A) Scope
B) Packaging
- purpose of this software
- the purpose of this software is to move SDSS imaging data in standard directory structure to the stk enstore tape robot system and restore it to client machines.
- backup all, select fields or select file types of a run
- Assume that the set of files for the run/rerun is complete (passes status for fileType you are planning on backing up)
- target environments
- stk enstore system
- sdssdp2/3 (DEC ALPHA OSF1 boxes) (required)
- fsgi03 (required)
- collaborators machines that they need to get data to (desired, not required)
C) Design
- The product for doing the storing to the robot will be part of the dp product
- The product for doing the restoring from the robot will be part of the dp product
- user interface (users documentation)
- copyToEnstore run rerun {fileTypes all } {fields all}
- copies the files off of the production machines and onto the enstore robot.
- prepRestoreFromEnstore run Rerun {fileTypes all } {fields all}
- finds space on dp2/3 for the files you will be restoreing from the robot
- restoreFromEnstore run rerun {fileTypes all } {fields all}{rootDir /data/dp3.b/data}
- copies files from the enstore robot back to the root dir
- If all directories do not exist, exit with error message
- fileTypes defaults to all. Below is a shorthand list of what is included in all. You can enter a tcl list of the file types if you do not want all. framesOutputs and sscOutputs are a shortcut for the file types listed below.
- sscOutputs
- scFang
- otherSsc
- astromOutputs
- pspOutputs
- framesOutputs
- fpFieldStats
- fpObjcs
- fpBin
- fpM
- fpAtlas
- fpDiag
- fpPlots
- fpC
- nfcalibOutputs
- ssc
- photo
- logs
- fields can be all or a range of fields designated by the user either listed one at a time separated by a space, or if it is an inclusive range, separated by a dash.
- file names of the code
- dp/etc/enstore.tcl
- list of each script with a brief description of it's purpose
- Internal Commands
- enGlobalsSet
- sets the global variables for the copy
- used to be able to distinguish between a real copy and a test case.
- enFieldsExpand fields
- expands the list of fields that the user gives it so that it shows all the fields
- returns a tcl list of the fields in numerical order
- used by both copyToEnstore and restoreFromEnstore
- enFileTypeExpand run rerun fileTypes
- if user puts in all or just framesOutputs or sscOutputs it expands the list so that it becomes a full tcl list of all file types
- returns a tcl list of the file types in the order that they will be put onto tape
- this should help enable quicker retrieval of the files when we want to get them back off because we won't have to ff or rew the tape
- used by both copyToEnstore and restoreFromEnstore
- enParamFileMake run rerun fileTypes fields paramFileName direction
- Makes a parameter file in /tmp that has a list of all the files we want to put over in it.

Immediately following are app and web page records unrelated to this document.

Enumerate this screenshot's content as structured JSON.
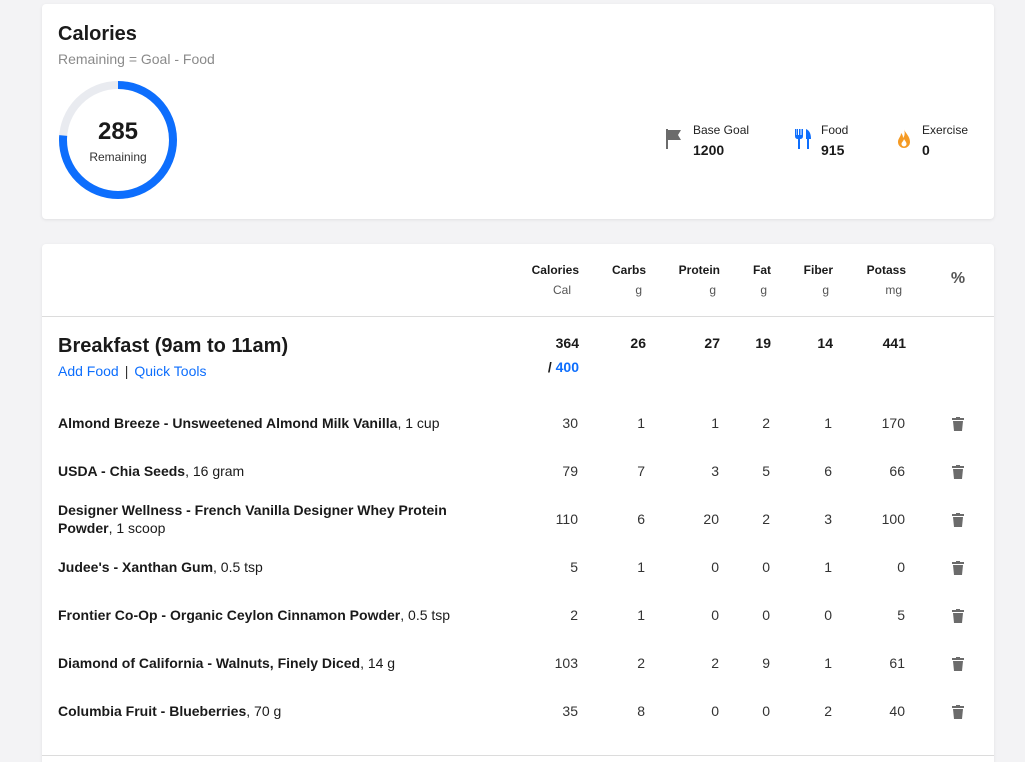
{
  "calories": {
    "title": "Calories",
    "formula": "Remaining = Goal - Food",
    "remaining_value": "285",
    "remaining_label": "Remaining",
    "remaining_fraction": 0.7625,
    "stats": [
      {
        "icon": "flag-icon",
        "label": "Base Goal",
        "value": "1200"
      },
      {
        "icon": "fork-knife-icon",
        "label": "Food",
        "value": "915"
      },
      {
        "icon": "flame-icon",
        "label": "Exercise",
        "value": "0"
      }
    ]
  },
  "colors": {
    "accent": "#0d6efd",
    "ring_track": "#e9ebf0",
    "flame": "#f59a23",
    "icon_gray": "#6b6b6b"
  },
  "columns": [
    {
      "name": "Calories",
      "unit": "Cal"
    },
    {
      "name": "Carbs",
      "unit": "g"
    },
    {
      "name": "Protein",
      "unit": "g"
    },
    {
      "name": "Fat",
      "unit": "g"
    },
    {
      "name": "Fiber",
      "unit": "g"
    },
    {
      "name": "Potass",
      "unit": "mg"
    }
  ],
  "percent_header": "%",
  "meal": {
    "title": "Breakfast (9am to 11am)",
    "add_food": "Add Food",
    "separator": "|",
    "quick_tools": "Quick Tools",
    "totals": [
      "364",
      "26",
      "27",
      "19",
      "14",
      "441"
    ],
    "goal_prefix": "/ ",
    "goal": "400",
    "foods": [
      {
        "name": "Almond Breeze - Unsweetened Almond Milk Vanilla",
        "serving": ", 1 cup",
        "values": [
          "30",
          "1",
          "1",
          "2",
          "1",
          "170"
        ]
      },
      {
        "name": "USDA - Chia Seeds",
        "serving": ", 16 gram",
        "values": [
          "79",
          "7",
          "3",
          "5",
          "6",
          "66"
        ]
      },
      {
        "name": "Designer Wellness - French Vanilla Designer Whey Protein Powder",
        "serving": ", 1 scoop",
        "values": [
          "110",
          "6",
          "20",
          "2",
          "3",
          "100"
        ]
      },
      {
        "name": "Judee's - Xanthan Gum",
        "serving": ", 0.5 tsp",
        "values": [
          "5",
          "1",
          "0",
          "0",
          "1",
          "0"
        ]
      },
      {
        "name": "Frontier Co-Op - Organic Ceylon Cinnamon Powder",
        "serving": ", 0.5 tsp",
        "values": [
          "2",
          "1",
          "0",
          "0",
          "0",
          "5"
        ]
      },
      {
        "name": "Diamond of California - Walnuts, Finely Diced",
        "serving": ", 14 g",
        "values": [
          "103",
          "2",
          "2",
          "9",
          "1",
          "61"
        ]
      },
      {
        "name": "Columbia Fruit - Blueberries",
        "serving": ", 70 g",
        "values": [
          "35",
          "8",
          "0",
          "0",
          "2",
          "40"
        ]
      }
    ]
  }
}
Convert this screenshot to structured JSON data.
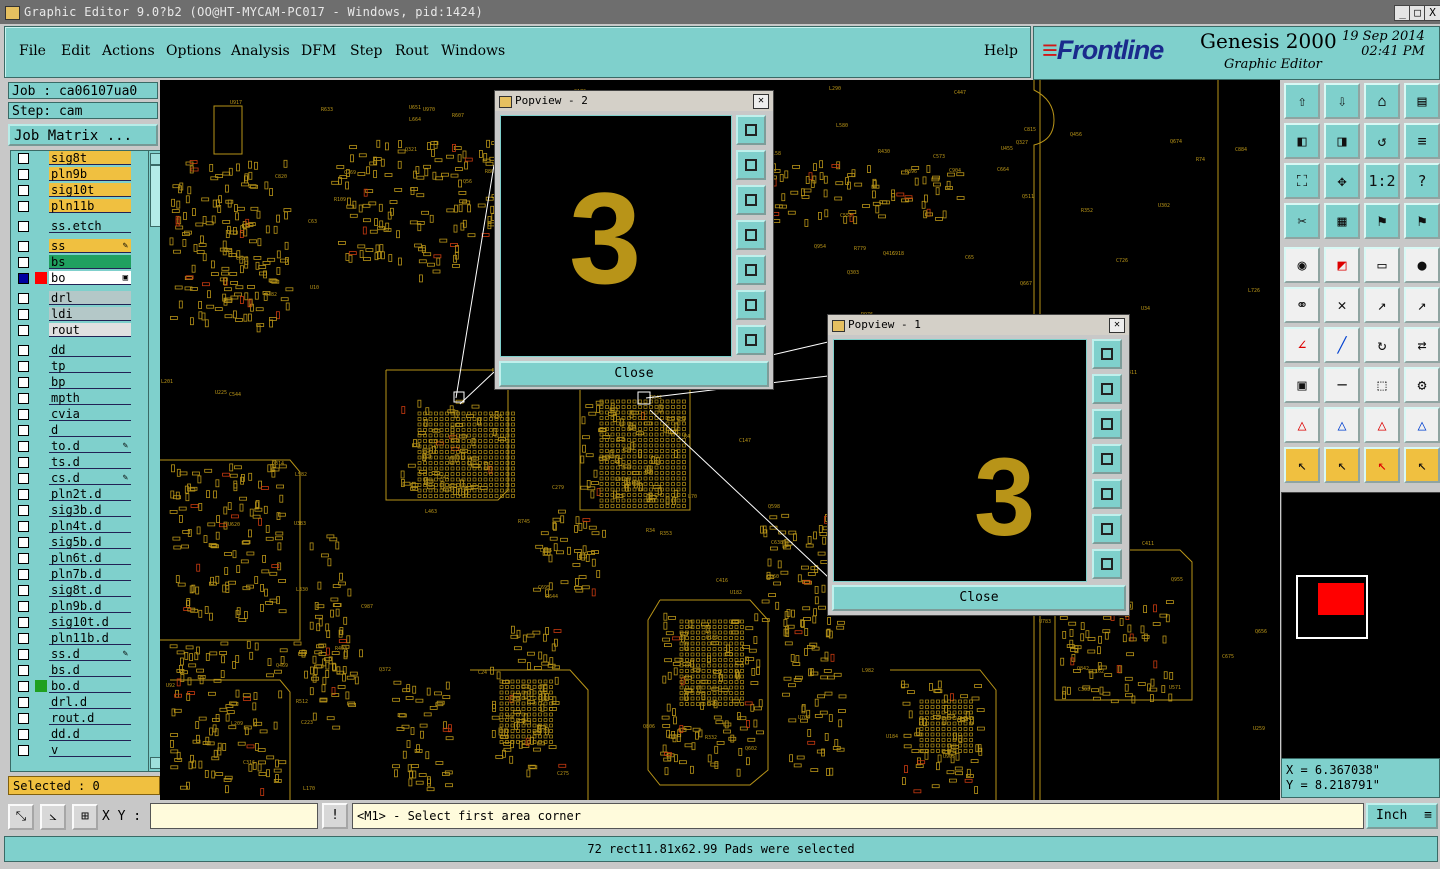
{
  "window": {
    "title": "Graphic Editor 9.0?b2 (OO@HT-MYCAM-PC017 - Windows, pid:1424)",
    "min": "_",
    "max": "□",
    "close": "X"
  },
  "menu": {
    "items": [
      "File",
      "Edit",
      "Actions",
      "Options",
      "Analysis",
      "DFM",
      "Step",
      "Rout",
      "Windows"
    ],
    "help": "Help"
  },
  "brand": {
    "logo_main": "Frontline",
    "product": "Genesis 2000",
    "module": "Graphic Editor",
    "date": "19 Sep 2014",
    "time": "02:41 PM"
  },
  "job": {
    "job_line": "Job : ca06107ua0",
    "step_line": "Step: cam",
    "matrix_button": "Job Matrix ..."
  },
  "layers": [
    {
      "name": "sig8t",
      "color": "#f0c040"
    },
    {
      "name": "pln9b",
      "color": "#f0c040"
    },
    {
      "name": "sig10t",
      "color": "#f0c040"
    },
    {
      "name": "pln11b",
      "color": "#f0c040"
    },
    {
      "name": "ss.etch",
      "color": "#7fd0cc"
    },
    {
      "name": "ss",
      "color": "#f0c040",
      "flag": "✎"
    },
    {
      "name": "bs",
      "color": "#20a060"
    },
    {
      "name": "bo",
      "color": "#ffffff",
      "flag": "▣",
      "active": true
    },
    {
      "name": "drl",
      "color": "#b4c8c8"
    },
    {
      "name": "ldi",
      "color": "#b4c8c8"
    },
    {
      "name": "rout",
      "color": "#e0e0e0"
    },
    {
      "name": "dd",
      "color": "#7fd0cc"
    },
    {
      "name": "tp",
      "color": "#7fd0cc"
    },
    {
      "name": "bp",
      "color": "#7fd0cc"
    },
    {
      "name": "mpth",
      "color": "#7fd0cc"
    },
    {
      "name": "cvia",
      "color": "#7fd0cc"
    },
    {
      "name": "d",
      "color": "#7fd0cc"
    },
    {
      "name": "to.d",
      "color": "#7fd0cc",
      "flag": "✎"
    },
    {
      "name": "ts.d",
      "color": "#7fd0cc"
    },
    {
      "name": "cs.d",
      "color": "#7fd0cc",
      "flag": "✎"
    },
    {
      "name": "pln2t.d",
      "color": "#7fd0cc"
    },
    {
      "name": "sig3b.d",
      "color": "#7fd0cc"
    },
    {
      "name": "pln4t.d",
      "color": "#7fd0cc"
    },
    {
      "name": "sig5b.d",
      "color": "#7fd0cc"
    },
    {
      "name": "pln6t.d",
      "color": "#7fd0cc"
    },
    {
      "name": "pln7b.d",
      "color": "#7fd0cc"
    },
    {
      "name": "sig8t.d",
      "color": "#7fd0cc"
    },
    {
      "name": "pln9b.d",
      "color": "#7fd0cc"
    },
    {
      "name": "sig10t.d",
      "color": "#7fd0cc"
    },
    {
      "name": "pln11b.d",
      "color": "#7fd0cc"
    },
    {
      "name": "ss.d",
      "color": "#7fd0cc",
      "flag": "✎"
    },
    {
      "name": "bs.d",
      "color": "#7fd0cc"
    },
    {
      "name": "bo.d",
      "color": "#7fd0cc",
      "mark": "#20a020"
    },
    {
      "name": "drl.d",
      "color": "#7fd0cc"
    },
    {
      "name": "rout.d",
      "color": "#7fd0cc"
    },
    {
      "name": "dd.d",
      "color": "#7fd0cc"
    },
    {
      "name": "v",
      "color": "#7fd0cc"
    }
  ],
  "selected_text": "Selected : 0",
  "popups": [
    {
      "title": "Popview - 2",
      "glyph": "3",
      "close": "Close"
    },
    {
      "title": "Popview - 1",
      "glyph": "3",
      "close": "Close"
    }
  ],
  "coords": {
    "x": "X = 6.367038\"",
    "y": "Y = 8.218791\""
  },
  "command": {
    "xy_label": "X Y :",
    "xy_value": "",
    "bang": "!",
    "prompt": "<M1> - Select first area corner",
    "unit": "Inch"
  },
  "status": "72 rect11.81x62.99 Pads were selected",
  "colors": {
    "accent": "#7fd0cc",
    "trace": "#b89418",
    "highlight": "#f0c040"
  },
  "right_tools": [
    "house-up",
    "house-down",
    "home",
    "window",
    "pan-left",
    "pan-right",
    "undo-zoom",
    "scale",
    "fit",
    "zoom-center",
    "ratio-1-2",
    "query",
    "measure",
    "grid",
    "layer-tools-a",
    "layer-tools-b",
    "select-pad",
    "fill-red",
    "ruler",
    "circle",
    "connect",
    "cross",
    "add-pad",
    "add-pad-b",
    "line-red",
    "line-blue",
    "arc",
    "flip",
    "pad-move",
    "line-add",
    "box",
    "layer-swap",
    "triangle-red",
    "triangle-blue",
    "triangle-red-b",
    "triangle-blue-b",
    "pointer",
    "pointer-box",
    "pointer-red",
    "pointer-multi"
  ],
  "right_tool_labels": [
    "⇧",
    "⇩",
    "⌂",
    "▤",
    "◧",
    "◨",
    "↺",
    "≡",
    "⛶",
    "✥",
    "1:2",
    "?",
    "✂",
    "▦",
    "⚑",
    "⚑",
    "◉",
    "◩",
    "▭",
    "●",
    "⚭",
    "✕",
    "↗",
    "↗",
    "∠",
    "╱",
    "↻",
    "⇄",
    "▣",
    "─",
    "⬚",
    "⚙",
    "△",
    "△",
    "△",
    "△",
    "↖",
    "↖",
    "↖",
    "↖"
  ]
}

- stores this file in /tmp/enstore_$pid.par
- return 0 if sucessful
- used by both copyToEnstore and restoreFromEnstore
- enAddToParam paramFile inDir outDir outDir_2c fileName direction
- checks for file existance and actually adds the file to the parameter file
- used by enParamfileMake to keep repeated code down
- enRunRerunDirMake run rerun
- checks to see if the run/rerun dir is on the robot yet and if it is not makes a run/rerun dir for both copies
- assigns the file family for the run
- calls enFileFamilyNextGet
- returns 0 if successful or error message if it was not able to make the run/rerun or family
- used by copyToEnstore
- enFileFamilyToUseGet
- return the next file family to use
- used by copyToEnstore (enRunRerunDirMake)
- enSubDirMake run rerun fileTypes
- figures out what subdirectories to make on the destination side
- checks to see if directories are there and if they are not there makes them.
- used by copyToEnstore
- do we need this or can this be done recursively???

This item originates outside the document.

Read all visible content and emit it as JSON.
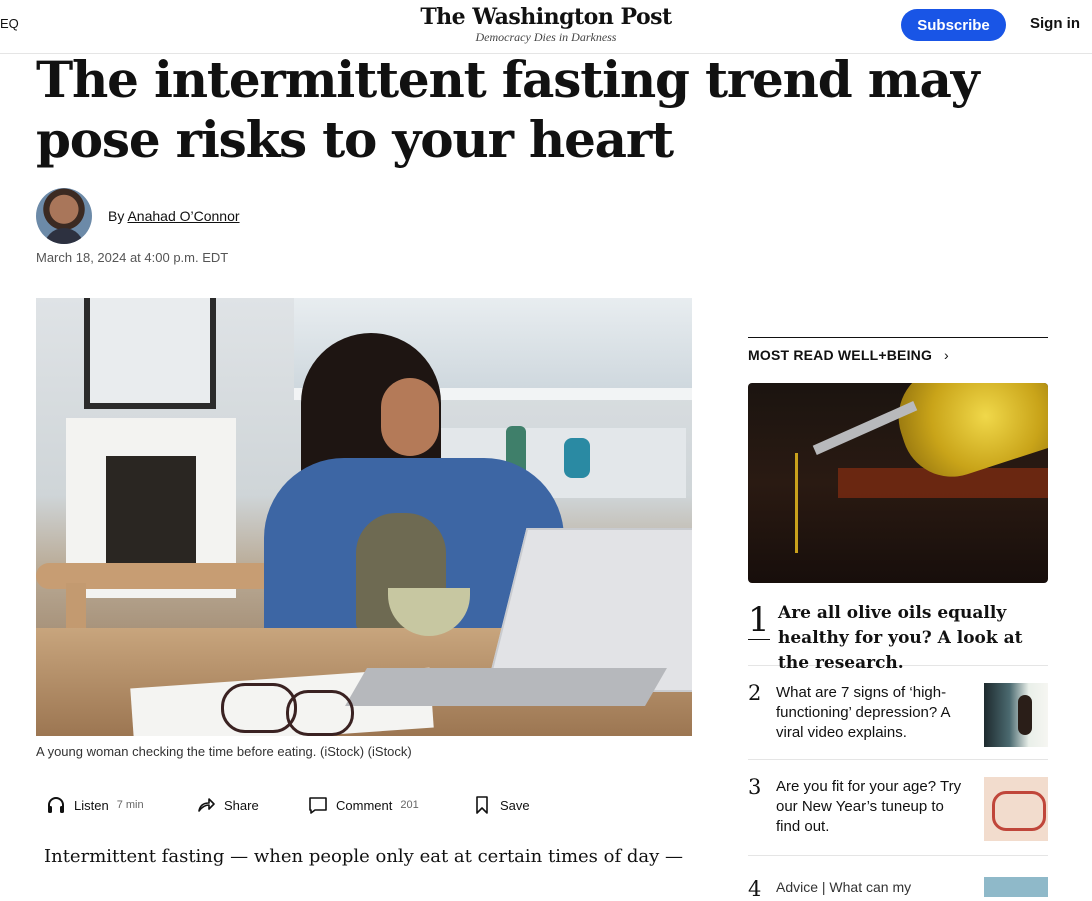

- enOneFileCp source destination
- stores one file onto the enstore system
- destination will be the directory structure on the robot
- returns 0 if successful and exits if it is not
- used by copyToEnstore and restoreFromEnstore
- enFileFamilyQuery fileFamily verbose
- tells me what files are in a file family
- used by restoreFromEnstore
- should have a verbosity level
- 0 - just run/reruns in the family
- 1 run/rerun + fileTypes
- 2 run/rerun + list of all files in the dirs
- enFileFamilyDir fileFamily verbose
- formated output of enFileFamilyQuery
- used by restoreFromEnstore
- should have a verbosity level
- 0 - just run/reruns in the family
- 1 run/rerun + fileTypes
- 2 run/rerun + list of all files in the dirs
- enFileFamilyFromRun run rerunr
- returns the file family a run is in
- enRunRerunValidate run rerun {enCopyNumber 1}
- verifies that we can read the files back off of the robot
- returns 0 if data are O.K. and 1 if there was a failure
- enFileFamilyVerifyOnRobot fileFamily
- verifies that the fileFamily you want to get is resident on the robot.
- returns 0 if it is and 1 if it is not
- enFileFamilyList
- returns all file families in a tcl list
- enFileFamilyLoad fileFamily
- sends request to load file family into robot
- enFileFamilyUnload fileFamily
- sends request to have file family unloaded from the robot
- overview of the logic
- copyToEnstore
- Use enFieldsExpand to determine required fields to act on.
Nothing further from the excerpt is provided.